W środę 17 lipca minister sprawiedliwości Adam Bodnar zapowiedział skierowanie wniosku o uchylenie immunitetu europosłowi PiS Michałowi Dworczykowi. Sprawa ma związek ze śledztwami prowadzonymi w kontekście tzw. afery mailowej.
Bodnar zapowiada wniosek o uchylenie immunitetu Dworczyka Zapowiedź padła na konferencji prasowej w ministerstwie sprawiedliwości, podczas której, którą obecnie zajmuje się prokuratura w kontekście rozliczenia poprzedniej władzy.

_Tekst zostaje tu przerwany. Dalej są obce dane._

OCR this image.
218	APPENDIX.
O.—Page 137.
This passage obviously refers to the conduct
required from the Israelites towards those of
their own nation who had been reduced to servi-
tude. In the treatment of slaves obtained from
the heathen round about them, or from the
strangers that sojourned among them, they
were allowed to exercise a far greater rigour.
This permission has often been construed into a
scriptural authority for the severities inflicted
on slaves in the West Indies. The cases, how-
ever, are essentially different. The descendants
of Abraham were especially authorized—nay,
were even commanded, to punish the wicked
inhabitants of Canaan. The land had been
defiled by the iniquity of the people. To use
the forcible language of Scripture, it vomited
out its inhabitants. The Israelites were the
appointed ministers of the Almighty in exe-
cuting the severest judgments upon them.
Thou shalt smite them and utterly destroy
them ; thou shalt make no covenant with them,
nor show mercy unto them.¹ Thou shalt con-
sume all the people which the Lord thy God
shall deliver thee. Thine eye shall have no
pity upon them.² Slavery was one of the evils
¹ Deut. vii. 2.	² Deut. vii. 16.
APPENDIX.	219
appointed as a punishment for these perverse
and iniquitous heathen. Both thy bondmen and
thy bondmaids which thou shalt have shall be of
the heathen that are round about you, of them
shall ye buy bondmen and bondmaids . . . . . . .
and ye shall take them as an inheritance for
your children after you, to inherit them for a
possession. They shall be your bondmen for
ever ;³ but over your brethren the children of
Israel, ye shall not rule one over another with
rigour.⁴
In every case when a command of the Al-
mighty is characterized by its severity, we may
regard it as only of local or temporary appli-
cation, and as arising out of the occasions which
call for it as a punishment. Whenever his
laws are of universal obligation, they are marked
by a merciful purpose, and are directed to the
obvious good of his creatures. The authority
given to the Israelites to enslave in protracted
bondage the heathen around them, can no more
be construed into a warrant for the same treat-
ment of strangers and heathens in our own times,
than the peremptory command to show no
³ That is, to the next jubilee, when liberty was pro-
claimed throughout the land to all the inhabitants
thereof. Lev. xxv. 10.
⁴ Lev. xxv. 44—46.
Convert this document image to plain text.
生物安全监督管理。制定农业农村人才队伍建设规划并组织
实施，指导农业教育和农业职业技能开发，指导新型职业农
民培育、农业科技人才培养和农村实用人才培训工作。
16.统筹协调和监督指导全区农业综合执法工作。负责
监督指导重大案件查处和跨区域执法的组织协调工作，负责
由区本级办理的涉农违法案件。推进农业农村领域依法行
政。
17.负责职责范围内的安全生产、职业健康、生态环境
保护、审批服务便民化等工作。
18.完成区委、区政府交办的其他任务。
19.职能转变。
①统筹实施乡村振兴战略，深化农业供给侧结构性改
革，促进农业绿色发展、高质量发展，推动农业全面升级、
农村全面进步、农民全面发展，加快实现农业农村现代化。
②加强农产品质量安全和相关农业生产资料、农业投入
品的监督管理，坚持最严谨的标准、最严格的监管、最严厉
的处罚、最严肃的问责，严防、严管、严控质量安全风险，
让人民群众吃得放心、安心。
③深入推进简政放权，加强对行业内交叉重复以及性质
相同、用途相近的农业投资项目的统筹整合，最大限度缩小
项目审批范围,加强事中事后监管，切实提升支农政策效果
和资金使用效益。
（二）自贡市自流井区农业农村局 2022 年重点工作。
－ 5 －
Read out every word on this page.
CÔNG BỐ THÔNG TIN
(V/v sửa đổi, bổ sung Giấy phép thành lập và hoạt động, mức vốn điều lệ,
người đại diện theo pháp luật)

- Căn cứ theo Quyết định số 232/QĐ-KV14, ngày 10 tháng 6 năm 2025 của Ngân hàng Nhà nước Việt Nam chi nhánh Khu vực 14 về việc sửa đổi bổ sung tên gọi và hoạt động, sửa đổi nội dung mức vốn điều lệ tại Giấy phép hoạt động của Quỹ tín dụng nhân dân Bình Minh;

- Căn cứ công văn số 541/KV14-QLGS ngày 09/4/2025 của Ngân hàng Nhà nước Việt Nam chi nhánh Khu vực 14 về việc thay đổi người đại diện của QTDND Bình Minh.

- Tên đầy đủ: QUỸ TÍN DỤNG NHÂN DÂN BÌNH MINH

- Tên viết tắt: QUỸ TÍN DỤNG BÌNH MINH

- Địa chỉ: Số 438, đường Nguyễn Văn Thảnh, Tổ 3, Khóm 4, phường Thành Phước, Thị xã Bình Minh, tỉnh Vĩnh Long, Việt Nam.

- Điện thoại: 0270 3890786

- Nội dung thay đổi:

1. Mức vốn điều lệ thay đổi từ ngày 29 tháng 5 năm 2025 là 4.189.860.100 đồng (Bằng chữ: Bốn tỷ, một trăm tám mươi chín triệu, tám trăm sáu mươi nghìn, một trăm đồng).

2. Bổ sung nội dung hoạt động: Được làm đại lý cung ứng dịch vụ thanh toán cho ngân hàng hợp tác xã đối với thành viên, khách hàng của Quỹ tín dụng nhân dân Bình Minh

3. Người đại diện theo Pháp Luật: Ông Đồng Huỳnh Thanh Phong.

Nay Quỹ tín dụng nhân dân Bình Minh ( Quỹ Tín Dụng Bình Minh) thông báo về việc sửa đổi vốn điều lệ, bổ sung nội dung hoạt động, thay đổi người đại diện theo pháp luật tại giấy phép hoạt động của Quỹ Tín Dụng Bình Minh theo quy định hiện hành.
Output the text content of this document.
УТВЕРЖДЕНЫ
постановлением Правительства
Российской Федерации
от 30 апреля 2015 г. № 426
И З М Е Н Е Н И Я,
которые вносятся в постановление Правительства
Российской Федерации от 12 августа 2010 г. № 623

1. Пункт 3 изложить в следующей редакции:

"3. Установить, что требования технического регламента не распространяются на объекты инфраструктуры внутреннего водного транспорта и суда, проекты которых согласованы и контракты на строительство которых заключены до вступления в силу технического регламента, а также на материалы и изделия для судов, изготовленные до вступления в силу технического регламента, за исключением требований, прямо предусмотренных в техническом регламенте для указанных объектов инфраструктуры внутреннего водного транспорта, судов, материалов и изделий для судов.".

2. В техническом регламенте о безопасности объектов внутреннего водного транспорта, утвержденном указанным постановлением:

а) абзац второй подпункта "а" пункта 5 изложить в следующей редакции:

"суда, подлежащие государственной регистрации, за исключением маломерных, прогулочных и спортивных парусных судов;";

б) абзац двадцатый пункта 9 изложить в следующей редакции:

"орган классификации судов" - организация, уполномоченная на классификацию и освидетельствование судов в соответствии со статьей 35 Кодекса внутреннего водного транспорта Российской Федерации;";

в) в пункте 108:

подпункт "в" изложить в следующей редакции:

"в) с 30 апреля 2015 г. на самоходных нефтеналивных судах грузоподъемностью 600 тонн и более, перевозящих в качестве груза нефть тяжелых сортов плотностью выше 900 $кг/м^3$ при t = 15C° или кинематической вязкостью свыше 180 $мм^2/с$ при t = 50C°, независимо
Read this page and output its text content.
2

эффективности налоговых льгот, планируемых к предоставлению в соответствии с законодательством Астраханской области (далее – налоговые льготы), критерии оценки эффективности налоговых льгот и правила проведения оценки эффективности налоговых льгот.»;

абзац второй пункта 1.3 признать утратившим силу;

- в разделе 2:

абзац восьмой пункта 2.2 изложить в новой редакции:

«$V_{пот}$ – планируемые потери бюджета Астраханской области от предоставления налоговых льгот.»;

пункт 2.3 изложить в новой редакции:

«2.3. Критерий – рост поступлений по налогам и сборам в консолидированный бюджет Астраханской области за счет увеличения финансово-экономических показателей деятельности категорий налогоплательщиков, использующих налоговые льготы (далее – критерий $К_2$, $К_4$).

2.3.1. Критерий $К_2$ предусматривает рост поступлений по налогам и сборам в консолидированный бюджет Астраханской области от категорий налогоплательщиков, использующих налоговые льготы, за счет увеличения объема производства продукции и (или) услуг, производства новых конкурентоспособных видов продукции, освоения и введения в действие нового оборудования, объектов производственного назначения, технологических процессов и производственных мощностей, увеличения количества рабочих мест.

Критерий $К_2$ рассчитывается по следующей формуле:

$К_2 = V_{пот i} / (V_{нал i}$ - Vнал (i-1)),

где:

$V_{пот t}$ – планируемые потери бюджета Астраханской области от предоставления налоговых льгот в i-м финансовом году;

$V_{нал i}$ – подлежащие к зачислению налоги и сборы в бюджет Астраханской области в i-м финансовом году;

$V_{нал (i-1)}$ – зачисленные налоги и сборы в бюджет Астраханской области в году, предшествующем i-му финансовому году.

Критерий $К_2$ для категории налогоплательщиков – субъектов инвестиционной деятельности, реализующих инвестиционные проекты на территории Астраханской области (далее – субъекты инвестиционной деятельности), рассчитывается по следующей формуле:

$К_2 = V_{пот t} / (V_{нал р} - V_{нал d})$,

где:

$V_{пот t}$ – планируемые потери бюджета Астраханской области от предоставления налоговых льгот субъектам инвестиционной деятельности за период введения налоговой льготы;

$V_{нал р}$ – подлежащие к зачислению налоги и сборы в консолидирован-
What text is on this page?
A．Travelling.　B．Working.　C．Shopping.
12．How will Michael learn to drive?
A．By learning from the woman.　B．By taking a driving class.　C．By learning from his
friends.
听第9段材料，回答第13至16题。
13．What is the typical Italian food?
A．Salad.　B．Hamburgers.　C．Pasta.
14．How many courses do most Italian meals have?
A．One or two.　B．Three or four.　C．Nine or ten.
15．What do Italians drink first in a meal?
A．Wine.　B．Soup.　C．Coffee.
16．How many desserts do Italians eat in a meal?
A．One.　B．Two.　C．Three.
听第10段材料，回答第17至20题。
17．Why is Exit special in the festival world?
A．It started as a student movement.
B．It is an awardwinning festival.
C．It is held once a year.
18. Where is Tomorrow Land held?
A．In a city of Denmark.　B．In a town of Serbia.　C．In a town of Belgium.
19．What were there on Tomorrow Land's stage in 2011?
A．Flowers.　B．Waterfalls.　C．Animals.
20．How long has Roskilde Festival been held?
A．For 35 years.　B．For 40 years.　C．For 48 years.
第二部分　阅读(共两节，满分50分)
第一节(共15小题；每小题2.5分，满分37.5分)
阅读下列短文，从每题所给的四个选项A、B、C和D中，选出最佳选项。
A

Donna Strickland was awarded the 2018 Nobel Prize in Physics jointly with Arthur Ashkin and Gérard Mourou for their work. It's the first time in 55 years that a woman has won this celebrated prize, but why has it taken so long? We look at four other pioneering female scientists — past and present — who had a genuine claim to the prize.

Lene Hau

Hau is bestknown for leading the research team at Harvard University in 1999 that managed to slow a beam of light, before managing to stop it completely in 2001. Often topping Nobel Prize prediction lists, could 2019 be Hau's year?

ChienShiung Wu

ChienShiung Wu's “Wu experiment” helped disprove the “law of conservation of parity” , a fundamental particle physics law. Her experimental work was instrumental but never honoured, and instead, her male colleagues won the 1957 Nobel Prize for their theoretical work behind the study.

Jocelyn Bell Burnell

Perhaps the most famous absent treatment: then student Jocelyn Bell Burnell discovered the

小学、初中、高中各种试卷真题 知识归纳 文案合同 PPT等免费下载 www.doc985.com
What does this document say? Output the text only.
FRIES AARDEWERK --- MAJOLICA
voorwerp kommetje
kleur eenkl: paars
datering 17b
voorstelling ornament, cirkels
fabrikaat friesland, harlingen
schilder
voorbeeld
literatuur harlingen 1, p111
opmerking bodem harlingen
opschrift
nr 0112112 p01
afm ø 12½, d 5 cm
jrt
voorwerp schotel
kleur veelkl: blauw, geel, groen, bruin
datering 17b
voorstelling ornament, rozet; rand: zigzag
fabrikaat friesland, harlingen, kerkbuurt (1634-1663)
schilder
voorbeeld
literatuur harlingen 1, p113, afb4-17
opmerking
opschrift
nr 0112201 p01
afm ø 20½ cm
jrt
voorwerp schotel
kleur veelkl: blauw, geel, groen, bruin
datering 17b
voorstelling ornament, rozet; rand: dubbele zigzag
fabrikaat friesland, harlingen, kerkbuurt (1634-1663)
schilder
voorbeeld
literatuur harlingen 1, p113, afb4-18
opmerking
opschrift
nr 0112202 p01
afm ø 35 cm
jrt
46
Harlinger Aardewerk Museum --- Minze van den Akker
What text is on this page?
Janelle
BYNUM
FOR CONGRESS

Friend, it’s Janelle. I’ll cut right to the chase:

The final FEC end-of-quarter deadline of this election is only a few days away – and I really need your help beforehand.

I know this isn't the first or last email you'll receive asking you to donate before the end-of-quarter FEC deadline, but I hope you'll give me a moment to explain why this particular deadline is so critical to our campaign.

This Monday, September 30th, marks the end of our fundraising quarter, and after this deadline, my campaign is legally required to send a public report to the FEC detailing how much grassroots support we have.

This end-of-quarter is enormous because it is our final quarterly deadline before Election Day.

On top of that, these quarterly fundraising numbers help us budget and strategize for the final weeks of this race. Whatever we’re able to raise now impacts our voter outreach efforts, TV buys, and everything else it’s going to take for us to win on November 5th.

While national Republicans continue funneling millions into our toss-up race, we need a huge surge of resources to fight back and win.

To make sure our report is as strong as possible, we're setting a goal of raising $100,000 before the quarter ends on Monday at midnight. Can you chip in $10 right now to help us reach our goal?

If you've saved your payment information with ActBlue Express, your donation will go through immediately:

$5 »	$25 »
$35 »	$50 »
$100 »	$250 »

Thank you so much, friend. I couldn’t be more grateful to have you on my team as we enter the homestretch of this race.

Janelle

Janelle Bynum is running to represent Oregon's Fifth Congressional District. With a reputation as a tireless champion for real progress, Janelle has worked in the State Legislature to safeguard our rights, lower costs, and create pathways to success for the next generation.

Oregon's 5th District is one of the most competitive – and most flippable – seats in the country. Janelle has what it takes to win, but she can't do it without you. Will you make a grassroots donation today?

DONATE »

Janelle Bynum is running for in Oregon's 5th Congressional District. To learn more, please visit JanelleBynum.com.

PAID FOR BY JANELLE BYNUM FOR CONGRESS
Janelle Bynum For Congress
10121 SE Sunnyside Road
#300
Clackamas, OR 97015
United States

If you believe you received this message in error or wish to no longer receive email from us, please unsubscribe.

„Uważam, że immunitety polityków nie mogą oznaczać bezkarności osób, które łamały prawo. Jeśli ktoś popełnił przestępstwo, prokuratura z determinacją będzie pracowała, żeby stanął przed obliczem niezawisłego sądu. Na pewno kierowane będą kolejne wnioski o uchylenie immunitetu do Sejmu, ale także do Parlamentu Europejskiego. Jeden z takich wniosków, który zostanie skierowany w najbliższym czasie, będzie dotyczył Michała Dworczyka” — oświadczył minister sprawiedliwości na konferencji.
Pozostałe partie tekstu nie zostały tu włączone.